Re: Multi-GPU processing inconsistent.
Posted by
Sven Gothel on
Jan 26, 2014; 1:49am
URL: https://forum.jogamp.org/Multi-GPU-processing-inconsistent-tp4031306p4031355.html
On 01/26/2014 01:48 AM, The.Scotsman [via jogamp] wrote:
> Thanks for the quick response!
>
> Each comparison computation is completely independent.
> I'm not currently using a clFlush/clFinish for each individual CLTask, as that
> doesn't seem appropriate.
> However, I am doing a CLCommandQueuePool.flushQueues() & finishQueues(), but
> it doesn't appear to make a difference.
>
> The CLCommandQueuePool class acts like a threaded job queue, where each job
> (CLTask) is scheduled as soon as a device is available.
> (Benchmarks that I've done have shown the implementation to be very efficient!)
>
> The CLTask.execute() method passes a CLSimpleQueueContext argument, which
> varies for each device.
> So each CLTask has an associated CLContext & CLCommandQueue.
>
> I see two potential sources of error:
> 1) A CLTask is performed on a given device before the previous CLTask for that
> device is complete.
> 2) There is some issue with copying the same memory to multiple contexts
> simultaneously.
>
> However, recalling that the computations are performed perfectly when using a
> single device, the first seems unlikely.

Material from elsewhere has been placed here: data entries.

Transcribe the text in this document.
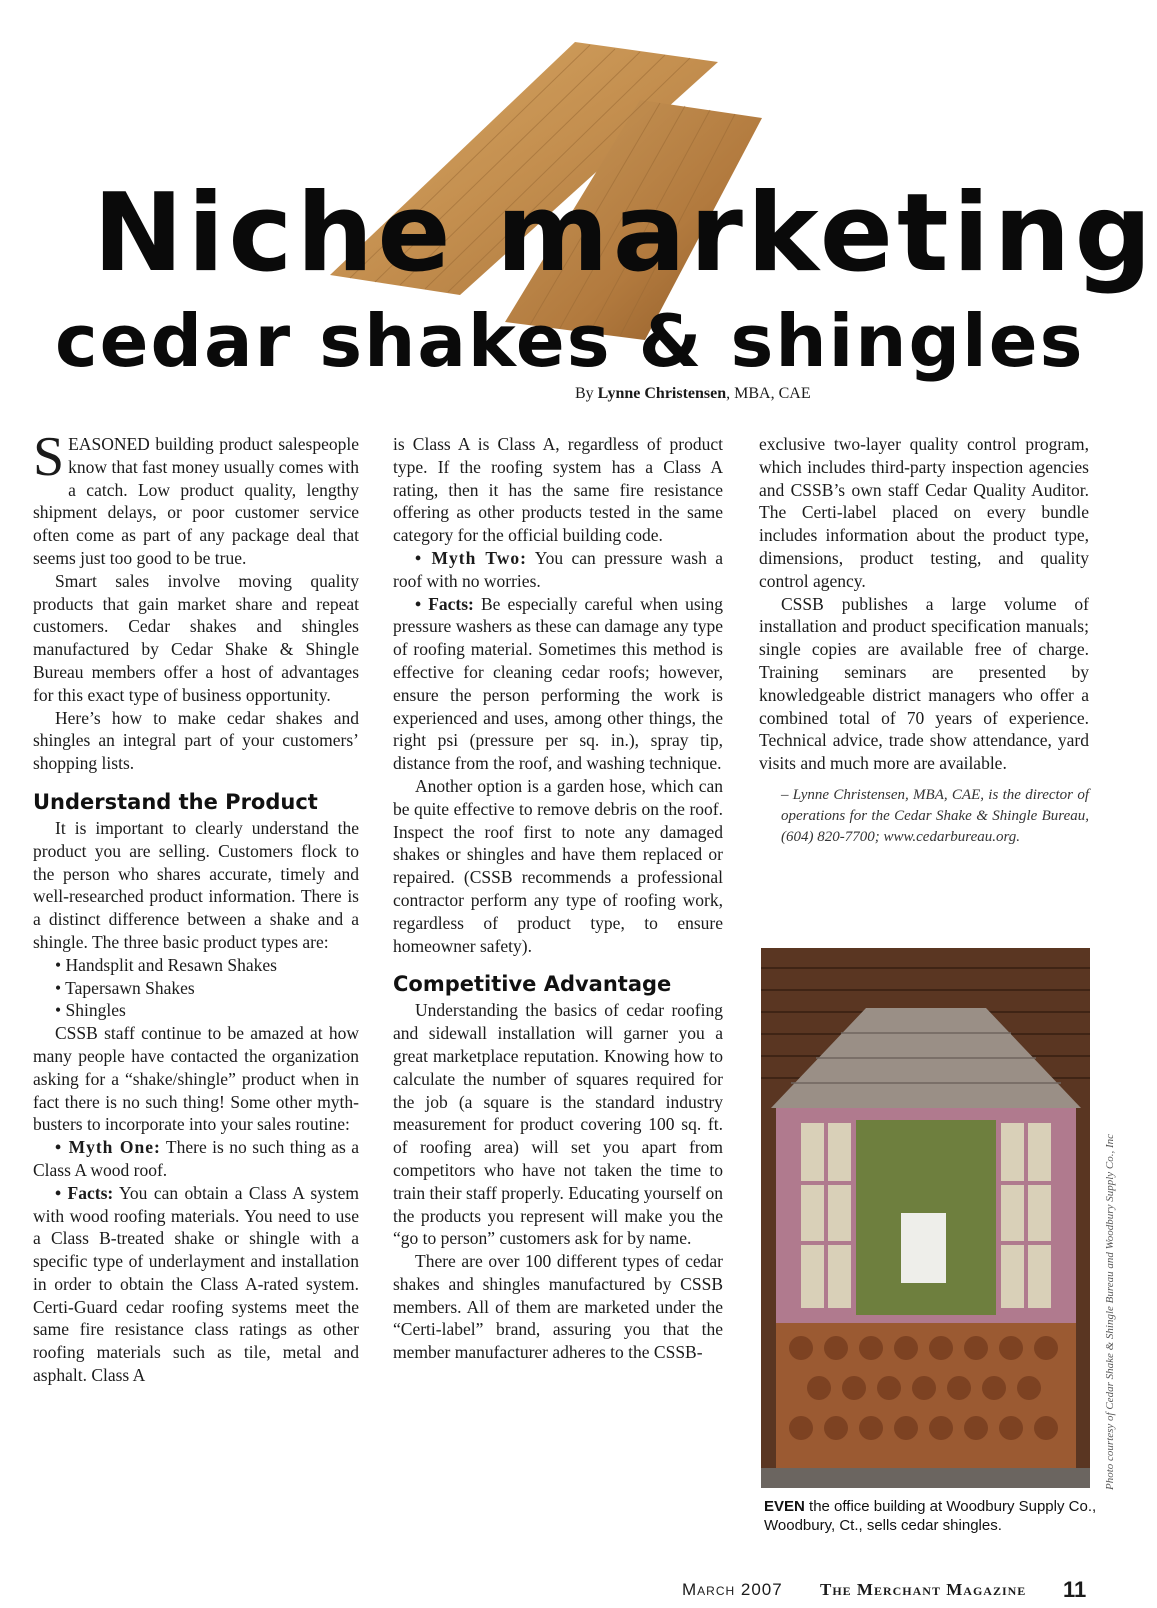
Niche marketing
cedar shakes & shingles
By Lynne Christensen, MBA, CAE

SEASONED building product salespeople know that fast money usually comes with a catch. Low product quality, lengthy shipment delays, or poor customer service often come as part of any package deal that seems just too good to be true.

Smart sales involve moving quality products that gain market share and repeat customers. Cedar shakes and shingles manufactured by Cedar Shake & Shingle Bureau members offer a host of advantages for this exact type of business opportunity.

Here’s how to make cedar shakes and shingles an integral part of your customers’ shopping lists.

Understand the Product

It is important to clearly understand the product you are selling. Customers flock to the person who shares accurate, timely and well-researched product information. There is a distinct difference between a shake and a shingle. The three basic product types are:

• Handsplit and Resawn Shakes
• Tapersawn Shakes
• Shingles

CSSB staff continue to be amazed at how many people have contacted the organization asking for a “shake/shingle” product when in fact there is no such thing! Some other myth-busters to incorporate into your sales routine:

• Myth One: There is no such thing as a Class A wood roof.

• Facts: You can obtain a Class A system with wood roofing materials. You need to use a Class B-treated shake or shingle with a specific type of underlayment and installation in order to obtain the Class A-rated system. Certi-Guard cedar roofing systems meet the same fire resistance class ratings as other roofing materials such as tile, metal and asphalt. Class A

is Class A is Class A, regardless of product type. If the roofing system has a Class A rating, then it has the same fire resistance offering as other products tested in the same category for the official building code.

• Myth Two: You can pressure wash a roof with no worries.

• Facts: Be especially careful when using pressure washers as these can damage any type of roofing material. Sometimes this method is effective for cleaning cedar roofs; however, ensure the person performing the work is experienced and uses, among other things, the right psi (pressure per sq. in.), spray tip, distance from the roof, and washing technique.

Another option is a garden hose, which can be quite effective to remove debris on the roof. Inspect the roof first to note any damaged shakes or shingles and have them replaced or repaired. (CSSB recommends a professional contractor perform any type of roofing work, regardless of product type, to ensure homeowner safety).

Competitive Advantage

Understanding the basics of cedar roofing and sidewall installation will garner you a great marketplace reputation. Knowing how to calculate the number of squares required for the job (a square is the standard industry measurement for product covering 100 sq. ft. of roofing area) will set you apart from competitors who have not taken the time to train their staff properly. Educating yourself on the products you represent will make you the “go to person” customers ask for by name.

There are over 100 different types of cedar shakes and shingles manufactured by CSSB members. All of them are marketed under the “Certi-label” brand, assuring you that the member manufacturer adheres to the CSSB-

exclusive two-layer quality control program, which includes third-party inspection agencies and CSSB’s own staff Cedar Quality Auditor. The Certi-label placed on every bundle includes information about the product type, dimensions, product testing, and quality control agency.

CSSB publishes a large volume of installation and product specification manuals; single copies are available free of charge. Training seminars are presented by knowledgeable district managers who offer a combined total of 70 years of experience. Technical advice, trade show attendance, yard visits and much more are available.

– Lynne Christensen, MBA, CAE, is the director of operations for the Cedar Shake & Shingle Bureau, (604) 820-7700; www.cedarbureau.org.
Photo courtesy of Cedar Shake & Shingle Bureau and Woodbury Supply Co., Inc
EVEN the office building at Woodbury Supply Co., Woodbury, Ct., sells cedar shingles.
March 2007 The Merchant Magazine 11
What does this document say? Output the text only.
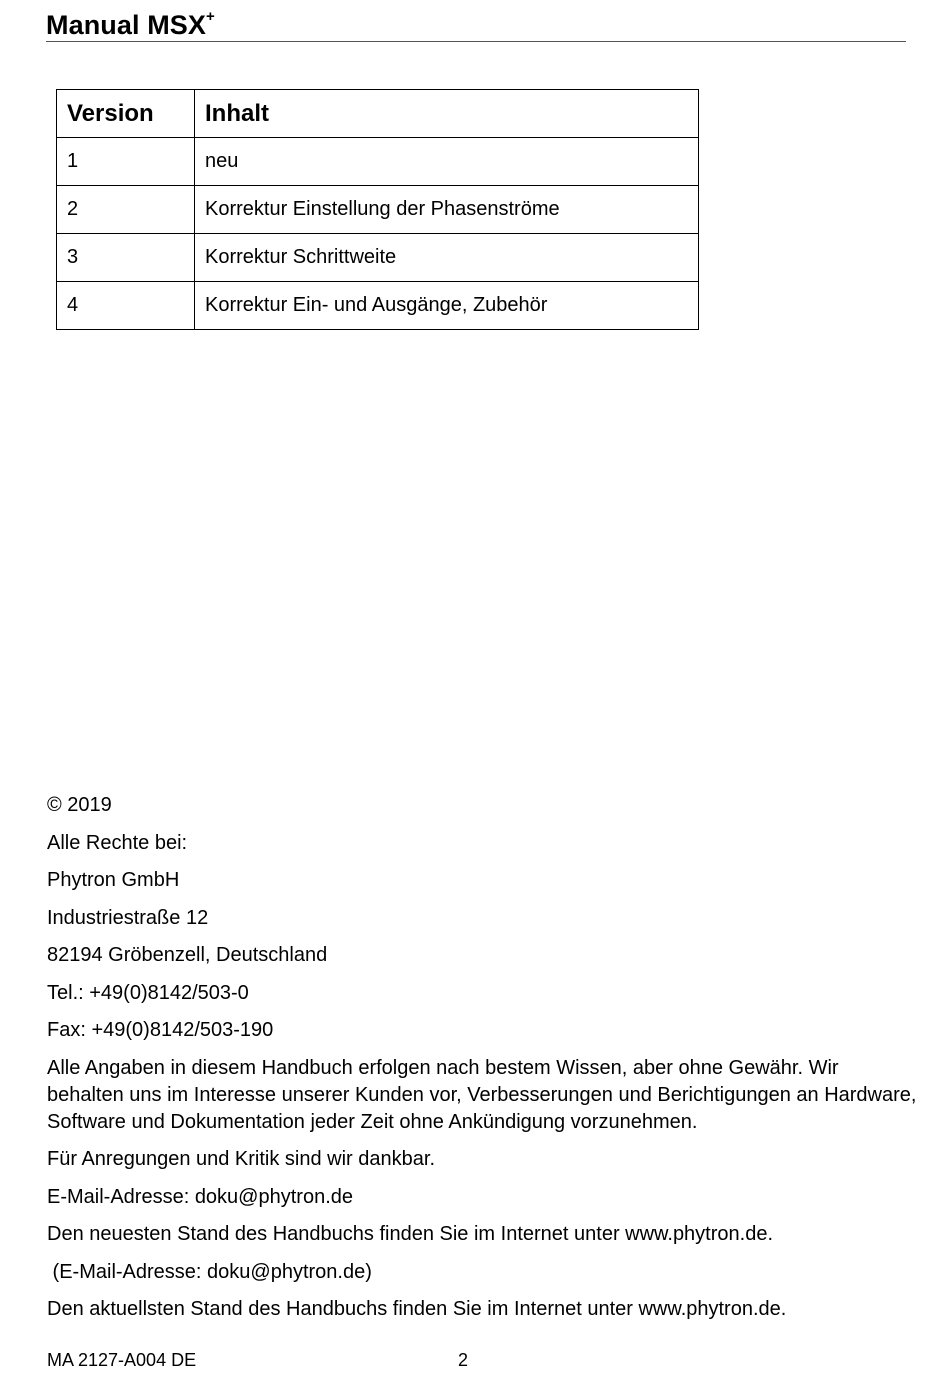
Manual MSX+
Version	Inhalt
1	neu
2	Korrektur Einstellung der Phasenströme
3	Korrektur Schrittweite
4	Korrektur Ein- und Ausgänge, Zubehör

© 2019

Alle Rechte bei:

Phytron GmbH

Industriestraße 12

82194 Gröbenzell, Deutschland

Tel.: +49(0)8142/503-0

Fax: +49(0)8142/503-190

Alle Angaben in diesem Handbuch erfolgen nach bestem Wissen, aber ohne Gewähr. Wir behalten uns im Interesse unserer Kunden vor, Verbesserungen und Berichtigungen an Hardware, Software und Dokumentation jeder Zeit ohne Ankündigung vorzunehmen.

Für Anregungen und Kritik sind wir dankbar.

E-Mail-Adresse: doku@phytron.de

Den neuesten Stand des Handbuchs finden Sie im Internet unter www.phytron.de.

(E-Mail-Adresse: doku@phytron.de)

Den aktuellsten Stand des Handbuchs finden Sie im Internet unter www.phytron.de.

MA 2127-A004 DE	2
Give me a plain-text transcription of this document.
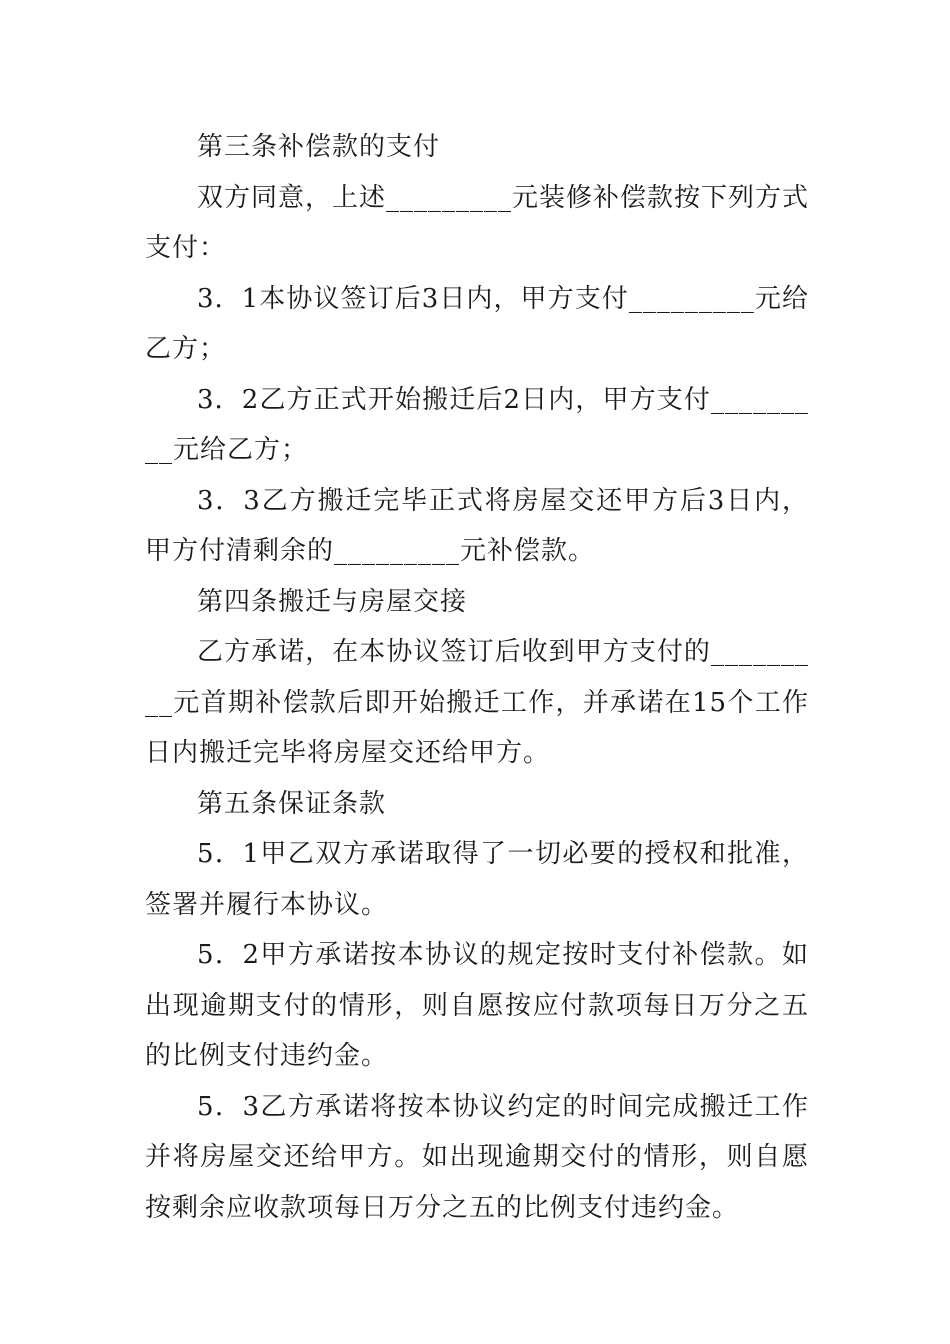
第三条补偿款的支付

双方同意，上述_________元装修补偿款按下列方式支付：

3．1本协议签订后3日内，甲方支付_________元给乙方；

3．2乙方正式开始搬迁后2日内，甲方支付_________元给乙方；

3．3乙方搬迁完毕正式将房屋交还甲方后3日内，甲方付清剩余的_________元补偿款。

第四条搬迁与房屋交接

乙方承诺，在本协议签订后收到甲方支付的_________元首期补偿款后即开始搬迁工作，并承诺在15个工作日内搬迁完毕将房屋交还给甲方。

第五条保证条款

5．1甲乙双方承诺取得了一切必要的授权和批准，签署并履行本协议。

5．2甲方承诺按本协议的规定按时支付补偿款。如出现逾期支付的情形，则自愿按应付款项每日万分之五的比例支付违约金。

5．3乙方承诺将按本协议约定的时间完成搬迁工作并将房屋交还给甲方。如出现逾期交付的情形，则自愿按剩余应收款项每日万分之五的比例支付违约金。
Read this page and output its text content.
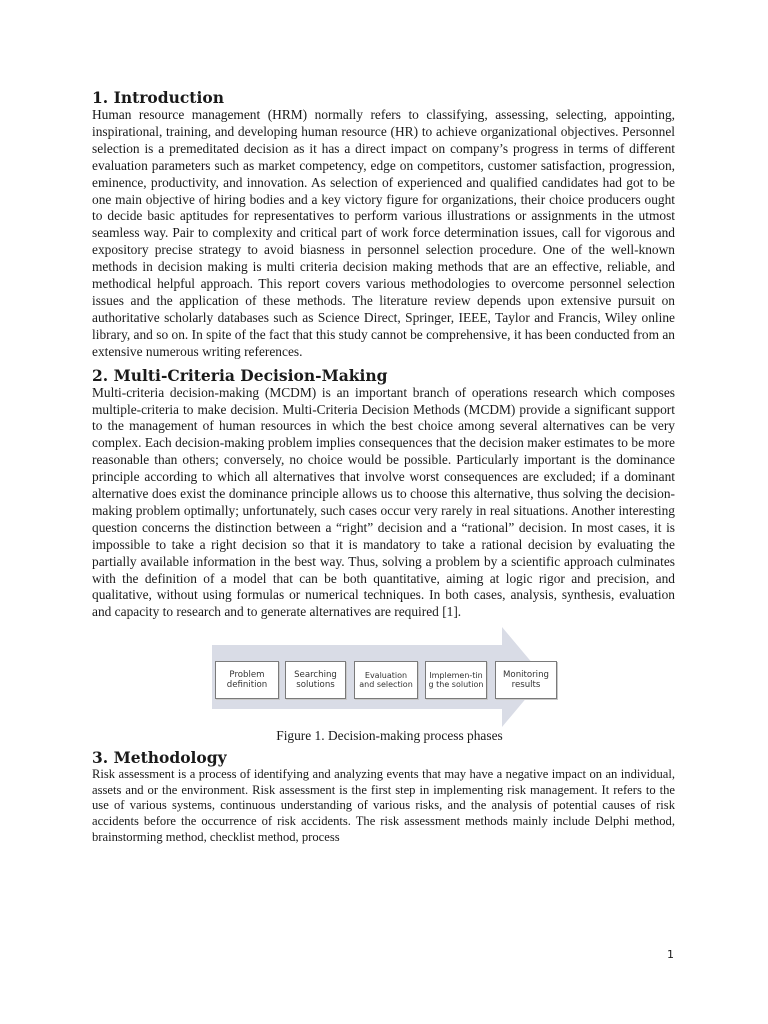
1. Introduction

Human resource management (HRM) normally refers to classifying, assessing, selecting, appointing, inspirational, training, and developing human resource (HR) to achieve organizational objectives. Personnel selection is a premeditated decision as it has a direct impact on company’s progress in terms of different evaluation parameters such as market competency, edge on competitors, customer satisfaction, progression, eminence, productivity, and innovation. As selection of experienced and qualified candidates had got to be one main objective of hiring bodies and a key victory figure for organizations, their choice producers ought to decide basic aptitudes for representatives to perform various illustrations or assignments in the utmost seamless way. Pair to complexity and critical part of work force determination issues, call for vigorous and expository precise strategy to avoid biasness in personnel selection procedure. One of the well-known methods in decision making is multi criteria decision making methods that are an effective, reliable, and methodical helpful approach. This report covers various methodologies to overcome personnel selection issues and the application of these methods. The literature review depends upon extensive pursuit on authoritative scholarly databases such as Science Direct, Springer, IEEE, Taylor and Francis, Wiley online library, and so on. In spite of the fact that this study cannot be comprehensive, it has been conducted from an extensive numerous writing references.

2. Multi-Criteria Decision-Making

Multi-criteria decision-making (MCDM) is an important branch of operations research which composes multiple-criteria to make decision. Multi-Criteria Decision Methods (MCDM) provide a significant support to the management of human resources in which the best choice among several alternatives can be very complex. Each decision-making problem implies consequences that the decision maker estimates to be more reasonable than others; conversely, no choice would be possible. Particularly important is the dominance principle according to which all alternatives that involve worst consequences are excluded; if a dominant alternative does exist the dominance principle allows us to choose this alternative, thus solving the decision-making problem optimally; unfortunately, such cases occur very rarely in real situations. Another interesting question concerns the distinction between a “right” decision and a “rational” decision. In most cases, it is impossible to take a right decision so that it is mandatory to take a rational decision by evaluating the partially available information in the best way. Thus, solving a problem by a scientific approach culminates with the definition of a model that can be both quantitative, aiming at logic rigor and precision, and qualitative, without using formulas or numerical techniques. In both cases, analysis, synthesis, evaluation and capacity to research and to generate alternatives are required [1].

Problem definition
Searching solutions
Evaluation and selection
Implemen-ting the solution
Monitoring results

Figure 1. Decision-making process phases

3. Methodology

Risk assessment is a process of identifying and analyzing events that may have a negative impact on an individual, assets and or the environment. Risk assessment is the first step in implementing risk management. It refers to the use of various systems, continuous understanding of various risks, and the analysis of potential causes of risk accidents before the occurrence of risk accidents. The risk assessment methods mainly include Delphi method, brainstorming method, checklist method, process

1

> The second scenario would occur somewhat randomly, which is the observed
> behavior.
>
> Since there is no exception thrown, further troubleshooting will require a
> substantial amount of debugging...
Can you provide a 'smallest' self-contained [unit]-test
and attach this to a new bug report ?
Withing February I like to validate this case.
Thank you!
~Sven